In de Bush zullen bezoekers de laatste maanden ongetwijfeld tevergeefs op zoek zijn geweest naar de vogels die een opvallend en melodieus lied ten gehore brachten. Uiteindelijk zullen ze wel gemerkt hebben dat het geluid niet uit de Bush afkomstig was, maar van buiten kwam. Toch hoort het geluid thuis in een tropisch regenwoud, en wel dat van het zuidelijke deel van Vietnam en Cambodja. Het gaat om de duetzang van de nog jonge goudwanggibbons in de Rimba. Ook een voor vaste bezoekers veel vertrouwder geluid, namelijk dat van ons paar siamangs, is nu in de Bush, maar ook in de rest van ons park en ruim daarbuiten te horen.
Het zijn de beide gibbonsoorten in de Rimba die met hun vocale prestatie de oerwoudsfeer in de Rimba (en ook in de Bush) verhogen.

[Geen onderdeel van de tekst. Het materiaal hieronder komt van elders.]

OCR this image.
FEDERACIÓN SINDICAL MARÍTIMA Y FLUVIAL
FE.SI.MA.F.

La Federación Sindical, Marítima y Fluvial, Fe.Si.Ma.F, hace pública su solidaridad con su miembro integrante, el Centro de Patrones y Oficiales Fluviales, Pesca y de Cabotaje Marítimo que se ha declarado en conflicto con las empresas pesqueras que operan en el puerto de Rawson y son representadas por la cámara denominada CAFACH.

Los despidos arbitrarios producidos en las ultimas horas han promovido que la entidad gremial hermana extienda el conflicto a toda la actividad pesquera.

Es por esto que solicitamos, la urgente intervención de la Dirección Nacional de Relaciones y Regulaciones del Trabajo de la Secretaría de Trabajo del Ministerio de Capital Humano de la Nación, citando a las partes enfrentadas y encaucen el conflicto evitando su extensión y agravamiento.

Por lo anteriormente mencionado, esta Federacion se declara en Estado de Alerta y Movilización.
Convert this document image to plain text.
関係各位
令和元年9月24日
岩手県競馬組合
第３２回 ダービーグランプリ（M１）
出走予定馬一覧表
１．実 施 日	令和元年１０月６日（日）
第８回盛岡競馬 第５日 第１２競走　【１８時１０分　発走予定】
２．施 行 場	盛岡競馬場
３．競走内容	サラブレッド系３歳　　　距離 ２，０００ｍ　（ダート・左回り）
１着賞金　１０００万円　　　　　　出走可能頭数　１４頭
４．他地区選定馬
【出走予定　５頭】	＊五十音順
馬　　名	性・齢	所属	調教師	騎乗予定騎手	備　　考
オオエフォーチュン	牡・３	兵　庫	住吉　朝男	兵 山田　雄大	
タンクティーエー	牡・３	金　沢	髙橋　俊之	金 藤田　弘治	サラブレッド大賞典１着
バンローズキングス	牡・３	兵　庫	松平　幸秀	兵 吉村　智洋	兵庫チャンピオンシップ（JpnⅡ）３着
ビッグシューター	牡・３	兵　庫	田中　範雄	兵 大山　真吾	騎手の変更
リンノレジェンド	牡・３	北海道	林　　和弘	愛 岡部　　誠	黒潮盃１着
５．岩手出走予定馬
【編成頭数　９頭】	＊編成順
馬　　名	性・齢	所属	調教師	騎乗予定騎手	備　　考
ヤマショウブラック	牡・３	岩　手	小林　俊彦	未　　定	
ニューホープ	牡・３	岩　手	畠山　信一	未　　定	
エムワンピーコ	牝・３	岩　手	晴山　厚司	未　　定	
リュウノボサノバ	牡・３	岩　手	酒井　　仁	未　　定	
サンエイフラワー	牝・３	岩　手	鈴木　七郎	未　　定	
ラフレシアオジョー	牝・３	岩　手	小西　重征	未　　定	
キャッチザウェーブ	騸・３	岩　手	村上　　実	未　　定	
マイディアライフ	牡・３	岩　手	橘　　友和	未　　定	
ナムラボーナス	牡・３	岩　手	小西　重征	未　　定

Er zijn wel meer apensoorten die zo nu en dan luid van zich laten horen, zoals bijvoorbeeld de Zuid-Amerikaanse brulapen, maar er zijn er maar weinig die zulke luide, maar melodieuze en vaak fraai gefraseerde ‘songs’ produceren.
Toch zingen gibbons zeker niet om hun muzikale talenten te demonstreren. Ze gebruiken hun stembanden eigenlijk ongeveer voor dezelfde doeleinden als veel vogelsoorten dat doen, om indruk te maken op het andere geslacht en een partner aan te trekken, om hun aanspraken op het territorium te onderstrepen naar soortgenoten en om de band met de partner te versterken. Gibbons leven immers als monogame paartjes met hun nog niet volwassen jongen.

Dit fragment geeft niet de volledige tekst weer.